The lesson there was not the idea. The actual execution of it initially was tricky because the people who had to use the tool were the people who were effectively going to be analysed in terms of their own performance. They were very vary at first of being measured in this different way. The outcome, though, was that the measurement showed that their contribution to the business was much, much higher than initially thought. The outcome was they loved it because it made them look even better than before. It also meant the CFO had some form of metric with which to analyse different ... a certain part of the marketing investments that the marketing team are doing. Yeah, that’s a quick little example.
What Are You Going To Talk About At Inspiration?
Now as for the event, the Inspiration events that I’ve been kindly invited to.

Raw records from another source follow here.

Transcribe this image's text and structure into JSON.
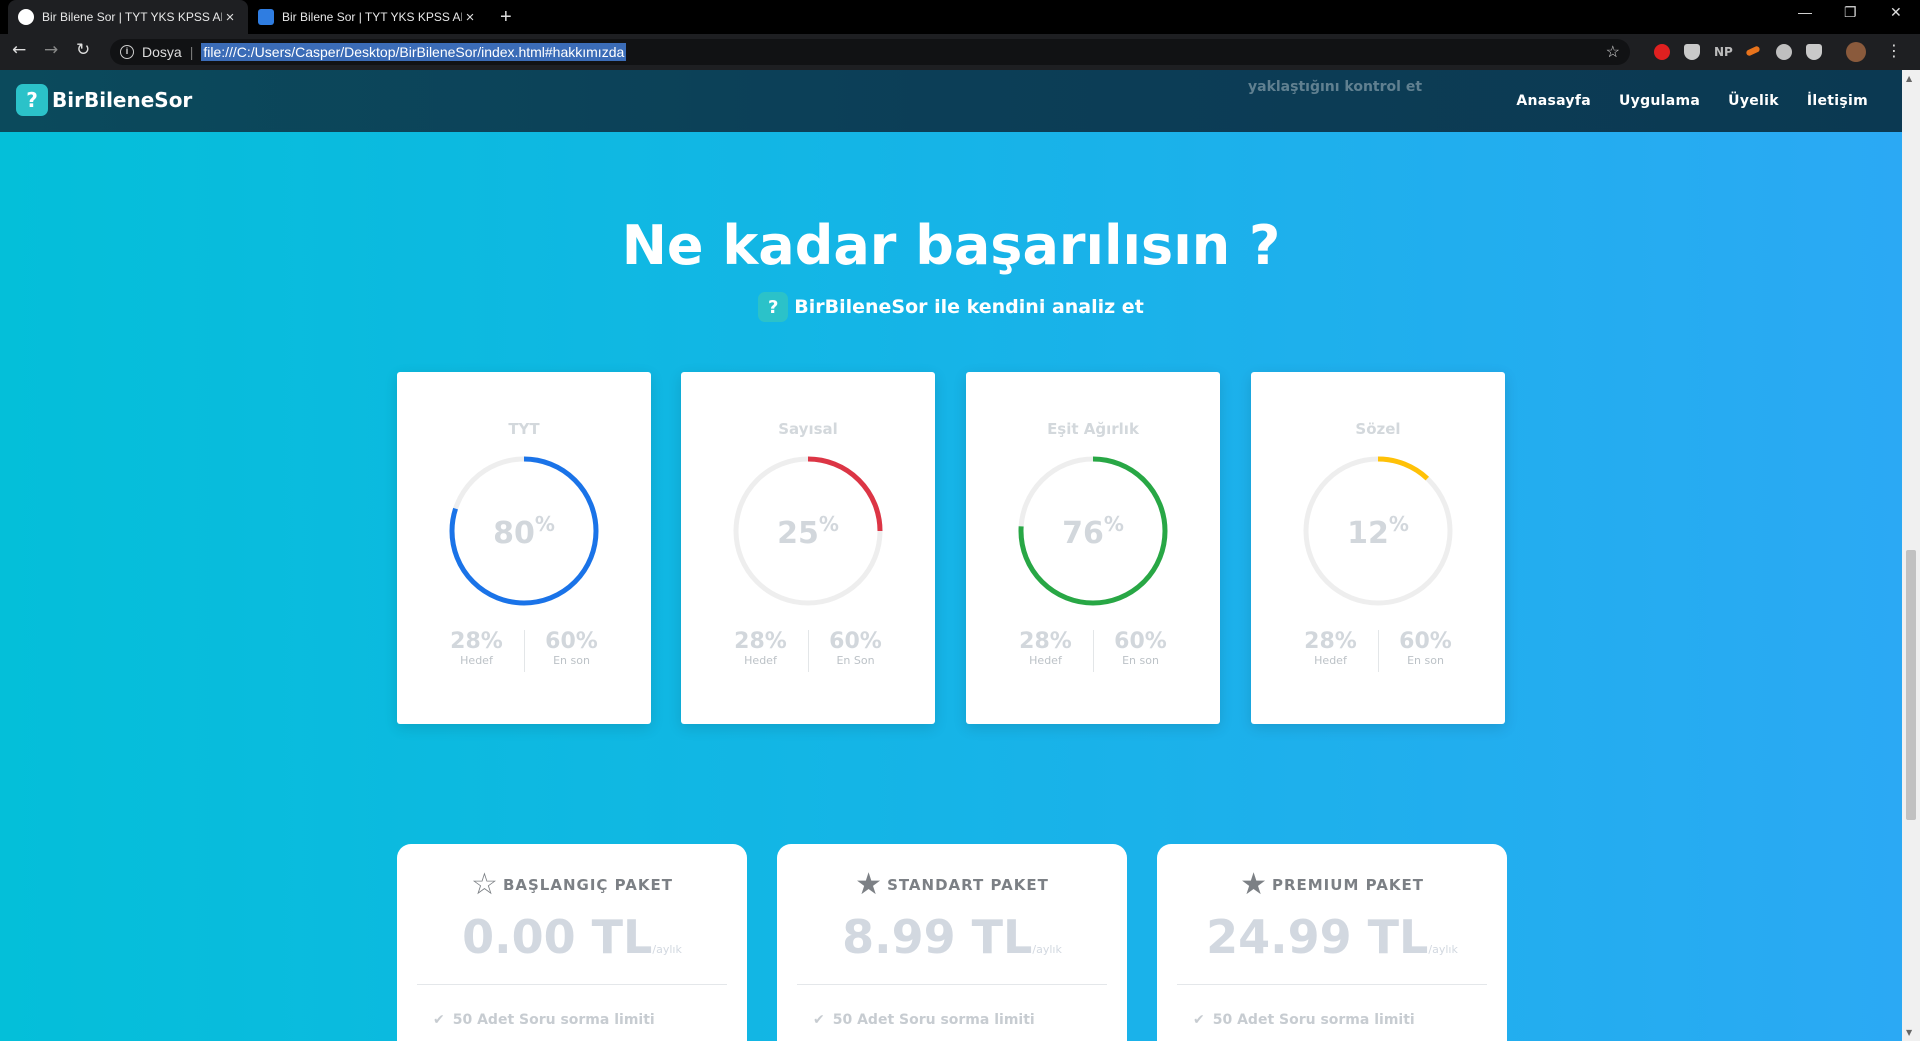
{
  "browser": {
    "tabs": [
      {
        "title": "Bir Bilene Sor | TYT YKS KPSS ALE",
        "active": true
      },
      {
        "title": "Bir Bilene Sor | TYT YKS KPSS ALE",
        "active": false
      }
    ],
    "new_tab": "+",
    "window": {
      "minimize": "—",
      "restore": "❐",
      "close": "✕"
    },
    "nav": {
      "back": "←",
      "forward": "→",
      "reload": "↻"
    },
    "security_label": "Dosya",
    "url": "file:///C:/Users/Casper/Desktop/BirBileneSor/index.html#hakkımızda",
    "bookmark_icon": "star-icon",
    "extensions": [
      "opera-icon",
      "shield-icon",
      "np-icon",
      "arrow-icon",
      "discord-icon",
      "shield-icon",
      "avatar",
      "menu-icon"
    ],
    "np_label": "NP",
    "menu_label": "⋮"
  },
  "site": {
    "brand": "BirBileneSor",
    "brand_icon": "?",
    "ghost_text": "yaklaştığını kontrol et",
    "menu": [
      "Anasayfa",
      "Uygulama",
      "Üyelik",
      "İletişim"
    ]
  },
  "hero": {
    "title": "Ne kadar başarılısın ?",
    "subtitle": "BirBileneSor ile kendini analiz et"
  },
  "cards": [
    {
      "title": "TYT",
      "percent": 80,
      "percent_label": "80",
      "color": "#1a73e8",
      "target": "28%",
      "target_label": "Hedef",
      "last": "60%",
      "last_label": "En son"
    },
    {
      "title": "Sayısal",
      "percent": 25,
      "percent_label": "25",
      "color": "#dc3545",
      "target": "28%",
      "target_label": "Hedef",
      "last": "60%",
      "last_label": "En Son"
    },
    {
      "title": "Eşit Ağırlık",
      "percent": 76,
      "percent_label": "76",
      "color": "#28a745",
      "target": "28%",
      "target_label": "Hedef",
      "last": "60%",
      "last_label": "En son"
    },
    {
      "title": "Sözel",
      "percent": 12,
      "percent_label": "12",
      "color": "#ffc107",
      "target": "28%",
      "target_label": "Hedef",
      "last": "60%",
      "last_label": "En son"
    }
  ],
  "percent_sign": "%",
  "packages": [
    {
      "name": "BAŞLANGIÇ PAKET",
      "star": "☆",
      "price": "0.00 TL",
      "period": "/aylık",
      "feature": "50 Adet Soru sorma limiti"
    },
    {
      "name": "STANDART PAKET",
      "star": "★",
      "price": "8.99 TL",
      "period": "/aylık",
      "feature": "50 Adet Soru sorma limiti"
    },
    {
      "name": "PREMIUM PAKET",
      "star": "★",
      "price": "24.99 TL",
      "period": "/aylık",
      "feature": "50 Adet Soru sorma limiti"
    }
  ],
  "check": "✔"
}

I have seen businesses need amazing innovation and phenomenal creativity to build their business not just for the short term, but for the long term. For me, there is one key element that is critical for all of that to happen and that is for an organization and the individuals within it to be curious. Curiosity for me is critical for everything. For great innovation, amazing creativity.
Without curiosity, without that openness to ideas and innovation and inspiration, we’re going to go nowhere. I’m fascinated by that and I’m going to explore that at the event. Particularly so given that technology is enabling us to have all sorts of different sources for that inspiration, for all the sources for to keep your curiosity high. The potential is that technology tends to be the crutch with which we go to for our curiosity, which means we’re effectively outsourcing our own ability to be curious individuals, to be curious human beings.
That for me is a potentially dangerous route, if we ourselves as humans lose that innate curiosity that we have, that we’ve had since we were kids, that closes down the potential opportunities that we have both as individuals and also businesses.
I’m going to go and explore that a little bit. So enjoy.